The above facts, if sustained on the trial, will entitle the plaintiff to recover damages for mental anguish for such indignities to the body of her husband, and punitive damages also, if the jury find that such conduct was willful and wanton or in reckless indifference to the rights and feelings of the plaintiff and to their own duties. The jury should, bow *299 ever, be cautioned (as in actions for delay in delivery of telegrams concerning sickness and death) to carefully dissociate this from the plaintiff's grief at learning of the death of her husband, for this action does not concern that phase of the case. Nor is the plaintiff entitled to recover anything for grief at seeing the condition of the body in the coffin. She knew, or her friends should have (402) told her, of the condition of the remains, and she herself is to blame that she chose to look in upon them. It may have been a natural impulse, but the defendant is not responsible for the mental anguish resulting therefrom.

Respect for the dead is an instinct that none may violate. The democracy of death is superior to the command of kings. Rizpah became forever famous among her kind when she defied the King of Israel, who would treat the bodies of her dead with contempt. Sophocles has immortalized Antigone, who vindicated the like sentiment of human nature as a higher law than that of her sovereign.

The deceased may have moved in the humbler walks of life, but to the plaintiff he was husband and the father of her children. It was her right, old as time, as broad as humanity, and as deep as the heart of man, that his mortal remains should be treated with due respect. So far as the defendant, through its agents, recklessly, willfully, or negligently failed to do this, it has violated her rights under the law. What damages will compensate her for the mental anguish the defendant's conduct has caused her, and what would be proper punitory damages for the recklessness, negligence, or indifference of its agents (if proven), is a matter for a jury of her countrymen to determine, subject to the supervision of a just judge, that an excessive sum be not assessed.

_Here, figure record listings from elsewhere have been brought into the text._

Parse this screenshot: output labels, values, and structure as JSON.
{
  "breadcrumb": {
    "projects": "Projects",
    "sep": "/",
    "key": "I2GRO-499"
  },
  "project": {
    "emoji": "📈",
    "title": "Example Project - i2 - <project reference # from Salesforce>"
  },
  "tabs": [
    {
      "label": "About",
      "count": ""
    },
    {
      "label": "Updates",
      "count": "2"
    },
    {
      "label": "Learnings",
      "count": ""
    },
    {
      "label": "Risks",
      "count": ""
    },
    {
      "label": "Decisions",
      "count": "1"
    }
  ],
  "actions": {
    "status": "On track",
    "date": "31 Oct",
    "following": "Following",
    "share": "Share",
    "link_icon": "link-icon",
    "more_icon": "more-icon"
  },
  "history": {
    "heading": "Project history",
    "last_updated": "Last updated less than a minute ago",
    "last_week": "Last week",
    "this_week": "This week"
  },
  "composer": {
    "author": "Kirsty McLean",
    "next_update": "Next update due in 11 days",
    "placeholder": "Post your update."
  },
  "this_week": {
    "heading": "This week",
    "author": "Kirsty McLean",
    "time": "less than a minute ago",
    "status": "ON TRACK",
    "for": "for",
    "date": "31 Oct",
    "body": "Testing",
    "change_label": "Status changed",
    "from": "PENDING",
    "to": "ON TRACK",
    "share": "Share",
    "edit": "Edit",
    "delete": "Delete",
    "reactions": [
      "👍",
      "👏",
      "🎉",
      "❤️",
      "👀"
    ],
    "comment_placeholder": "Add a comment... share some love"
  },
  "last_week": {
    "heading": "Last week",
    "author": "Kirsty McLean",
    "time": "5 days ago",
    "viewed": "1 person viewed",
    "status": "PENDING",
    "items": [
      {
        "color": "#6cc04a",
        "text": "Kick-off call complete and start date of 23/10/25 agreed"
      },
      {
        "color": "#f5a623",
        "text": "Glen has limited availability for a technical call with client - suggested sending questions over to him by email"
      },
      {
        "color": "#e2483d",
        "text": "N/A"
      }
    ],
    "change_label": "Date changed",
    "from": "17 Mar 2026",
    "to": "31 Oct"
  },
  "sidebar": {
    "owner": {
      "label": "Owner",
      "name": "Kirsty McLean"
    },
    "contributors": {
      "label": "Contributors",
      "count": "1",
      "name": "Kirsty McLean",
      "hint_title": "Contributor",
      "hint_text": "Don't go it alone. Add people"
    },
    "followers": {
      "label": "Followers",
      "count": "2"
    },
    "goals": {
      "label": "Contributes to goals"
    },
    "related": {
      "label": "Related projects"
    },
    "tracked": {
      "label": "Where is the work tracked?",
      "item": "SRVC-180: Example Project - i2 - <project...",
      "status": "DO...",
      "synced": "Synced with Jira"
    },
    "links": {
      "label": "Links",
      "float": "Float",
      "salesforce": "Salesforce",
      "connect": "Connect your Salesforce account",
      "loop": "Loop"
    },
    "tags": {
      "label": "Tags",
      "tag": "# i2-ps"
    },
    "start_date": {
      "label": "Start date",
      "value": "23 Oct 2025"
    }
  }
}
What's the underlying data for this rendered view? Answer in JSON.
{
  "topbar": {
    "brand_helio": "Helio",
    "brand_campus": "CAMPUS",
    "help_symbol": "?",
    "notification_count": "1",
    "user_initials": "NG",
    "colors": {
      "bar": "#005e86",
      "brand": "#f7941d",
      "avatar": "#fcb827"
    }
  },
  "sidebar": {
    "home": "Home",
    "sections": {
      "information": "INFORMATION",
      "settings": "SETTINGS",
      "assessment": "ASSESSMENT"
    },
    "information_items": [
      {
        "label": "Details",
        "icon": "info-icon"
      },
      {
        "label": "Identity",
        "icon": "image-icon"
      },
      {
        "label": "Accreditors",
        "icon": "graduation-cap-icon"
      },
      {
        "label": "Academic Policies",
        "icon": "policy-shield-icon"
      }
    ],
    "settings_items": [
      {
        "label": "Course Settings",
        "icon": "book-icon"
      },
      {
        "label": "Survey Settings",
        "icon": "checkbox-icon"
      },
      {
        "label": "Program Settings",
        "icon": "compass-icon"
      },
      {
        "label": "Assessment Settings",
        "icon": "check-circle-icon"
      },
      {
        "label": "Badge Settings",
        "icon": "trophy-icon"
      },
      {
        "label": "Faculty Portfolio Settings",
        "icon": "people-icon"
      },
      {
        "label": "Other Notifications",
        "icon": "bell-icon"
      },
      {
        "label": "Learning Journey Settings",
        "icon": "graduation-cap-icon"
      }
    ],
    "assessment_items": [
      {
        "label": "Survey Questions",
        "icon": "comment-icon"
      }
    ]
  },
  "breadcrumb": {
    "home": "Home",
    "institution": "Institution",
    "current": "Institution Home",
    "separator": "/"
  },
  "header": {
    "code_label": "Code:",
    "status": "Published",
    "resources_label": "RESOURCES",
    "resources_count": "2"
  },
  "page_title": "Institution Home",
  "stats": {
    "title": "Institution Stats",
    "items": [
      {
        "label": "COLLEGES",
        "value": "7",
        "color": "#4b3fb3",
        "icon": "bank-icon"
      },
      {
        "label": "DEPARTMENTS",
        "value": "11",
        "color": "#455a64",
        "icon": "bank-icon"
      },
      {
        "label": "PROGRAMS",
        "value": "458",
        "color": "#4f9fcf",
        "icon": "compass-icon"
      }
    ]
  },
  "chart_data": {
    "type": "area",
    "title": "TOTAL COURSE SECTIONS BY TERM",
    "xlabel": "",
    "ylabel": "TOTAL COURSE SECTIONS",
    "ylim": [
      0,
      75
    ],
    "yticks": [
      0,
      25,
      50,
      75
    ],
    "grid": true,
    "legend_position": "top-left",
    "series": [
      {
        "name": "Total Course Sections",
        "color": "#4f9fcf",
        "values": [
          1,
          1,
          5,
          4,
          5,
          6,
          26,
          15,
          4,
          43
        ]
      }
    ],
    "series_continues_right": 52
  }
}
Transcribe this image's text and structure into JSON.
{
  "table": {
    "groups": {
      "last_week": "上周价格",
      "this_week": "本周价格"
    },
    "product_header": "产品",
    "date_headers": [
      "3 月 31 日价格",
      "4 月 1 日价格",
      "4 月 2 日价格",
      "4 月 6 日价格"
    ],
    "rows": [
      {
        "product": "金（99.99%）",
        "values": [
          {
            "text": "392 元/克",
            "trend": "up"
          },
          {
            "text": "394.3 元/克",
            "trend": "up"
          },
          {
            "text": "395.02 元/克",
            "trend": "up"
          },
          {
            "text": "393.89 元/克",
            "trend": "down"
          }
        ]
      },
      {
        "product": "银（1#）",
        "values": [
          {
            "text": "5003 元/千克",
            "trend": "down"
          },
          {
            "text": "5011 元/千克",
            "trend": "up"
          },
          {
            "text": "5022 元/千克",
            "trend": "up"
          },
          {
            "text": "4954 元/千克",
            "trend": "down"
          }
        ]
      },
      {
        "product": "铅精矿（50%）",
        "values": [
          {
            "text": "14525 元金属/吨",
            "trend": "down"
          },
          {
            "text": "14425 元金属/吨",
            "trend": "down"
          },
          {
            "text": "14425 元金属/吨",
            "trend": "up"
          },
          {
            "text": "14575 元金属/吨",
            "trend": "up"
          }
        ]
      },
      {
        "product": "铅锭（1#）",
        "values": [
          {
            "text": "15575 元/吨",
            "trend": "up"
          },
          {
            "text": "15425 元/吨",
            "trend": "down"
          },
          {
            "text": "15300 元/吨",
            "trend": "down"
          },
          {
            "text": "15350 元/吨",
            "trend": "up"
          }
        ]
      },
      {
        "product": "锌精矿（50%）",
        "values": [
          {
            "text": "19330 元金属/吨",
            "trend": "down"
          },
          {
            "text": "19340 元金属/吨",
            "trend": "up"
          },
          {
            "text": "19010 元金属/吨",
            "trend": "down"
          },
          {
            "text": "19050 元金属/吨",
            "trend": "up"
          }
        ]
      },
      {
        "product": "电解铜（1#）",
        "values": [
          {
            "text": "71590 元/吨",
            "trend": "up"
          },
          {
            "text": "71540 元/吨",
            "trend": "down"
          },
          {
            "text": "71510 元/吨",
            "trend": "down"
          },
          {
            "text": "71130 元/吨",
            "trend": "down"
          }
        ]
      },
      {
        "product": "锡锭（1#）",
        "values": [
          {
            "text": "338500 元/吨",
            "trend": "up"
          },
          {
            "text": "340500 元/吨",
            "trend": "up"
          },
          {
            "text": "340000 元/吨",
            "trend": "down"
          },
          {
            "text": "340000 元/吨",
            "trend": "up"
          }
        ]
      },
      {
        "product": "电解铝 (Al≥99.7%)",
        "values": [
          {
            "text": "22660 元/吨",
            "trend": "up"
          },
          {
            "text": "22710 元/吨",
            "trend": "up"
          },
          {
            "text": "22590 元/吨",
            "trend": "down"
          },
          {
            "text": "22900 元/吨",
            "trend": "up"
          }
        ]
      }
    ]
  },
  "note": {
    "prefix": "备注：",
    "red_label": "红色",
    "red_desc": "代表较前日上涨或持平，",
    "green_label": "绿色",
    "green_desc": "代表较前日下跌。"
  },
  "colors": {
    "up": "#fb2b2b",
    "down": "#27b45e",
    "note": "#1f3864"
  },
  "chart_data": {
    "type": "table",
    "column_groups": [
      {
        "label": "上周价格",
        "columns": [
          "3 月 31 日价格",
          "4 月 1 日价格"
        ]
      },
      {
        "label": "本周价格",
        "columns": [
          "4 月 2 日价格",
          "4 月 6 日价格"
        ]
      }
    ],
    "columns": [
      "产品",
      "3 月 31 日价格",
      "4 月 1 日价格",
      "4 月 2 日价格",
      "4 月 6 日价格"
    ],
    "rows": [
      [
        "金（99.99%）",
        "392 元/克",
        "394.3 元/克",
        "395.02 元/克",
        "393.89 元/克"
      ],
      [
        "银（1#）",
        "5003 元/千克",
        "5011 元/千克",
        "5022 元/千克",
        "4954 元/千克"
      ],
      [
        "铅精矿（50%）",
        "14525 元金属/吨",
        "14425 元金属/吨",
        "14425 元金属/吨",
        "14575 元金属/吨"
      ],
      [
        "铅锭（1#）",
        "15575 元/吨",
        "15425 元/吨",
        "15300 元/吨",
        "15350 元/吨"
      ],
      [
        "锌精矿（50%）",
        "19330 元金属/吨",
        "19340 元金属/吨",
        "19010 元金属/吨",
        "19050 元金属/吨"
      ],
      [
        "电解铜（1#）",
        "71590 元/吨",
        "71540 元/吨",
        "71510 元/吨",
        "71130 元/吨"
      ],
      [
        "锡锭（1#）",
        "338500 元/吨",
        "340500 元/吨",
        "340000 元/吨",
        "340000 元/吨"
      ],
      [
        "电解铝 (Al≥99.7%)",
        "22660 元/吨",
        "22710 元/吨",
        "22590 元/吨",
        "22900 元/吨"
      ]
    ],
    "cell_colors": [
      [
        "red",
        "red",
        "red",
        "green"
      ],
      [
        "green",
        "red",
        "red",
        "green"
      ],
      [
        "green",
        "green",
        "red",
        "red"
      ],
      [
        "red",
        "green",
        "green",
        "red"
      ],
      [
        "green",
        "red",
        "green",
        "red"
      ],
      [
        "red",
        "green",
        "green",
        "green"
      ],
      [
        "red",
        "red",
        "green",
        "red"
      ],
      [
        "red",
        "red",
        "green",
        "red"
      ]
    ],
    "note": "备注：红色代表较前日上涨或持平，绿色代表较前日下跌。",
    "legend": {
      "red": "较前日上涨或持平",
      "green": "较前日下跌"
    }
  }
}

This action is brought by the widow of an employee of the Southern Railway Company. It is brought against the corporation and not against any of its employees. Employees of railroads render arduous and usually faithful service and are subject to many dangers, some of which cannot be avoided and some that can and should be. That they render faithful service when living is no excuse for indignities to their bodies when dead. The engineers on these passing trains could not risk their trains by stopping without orders. The responsibility for keeping this body on the track, with the attendant and revolting details, rests not with them, but on some one "higher up."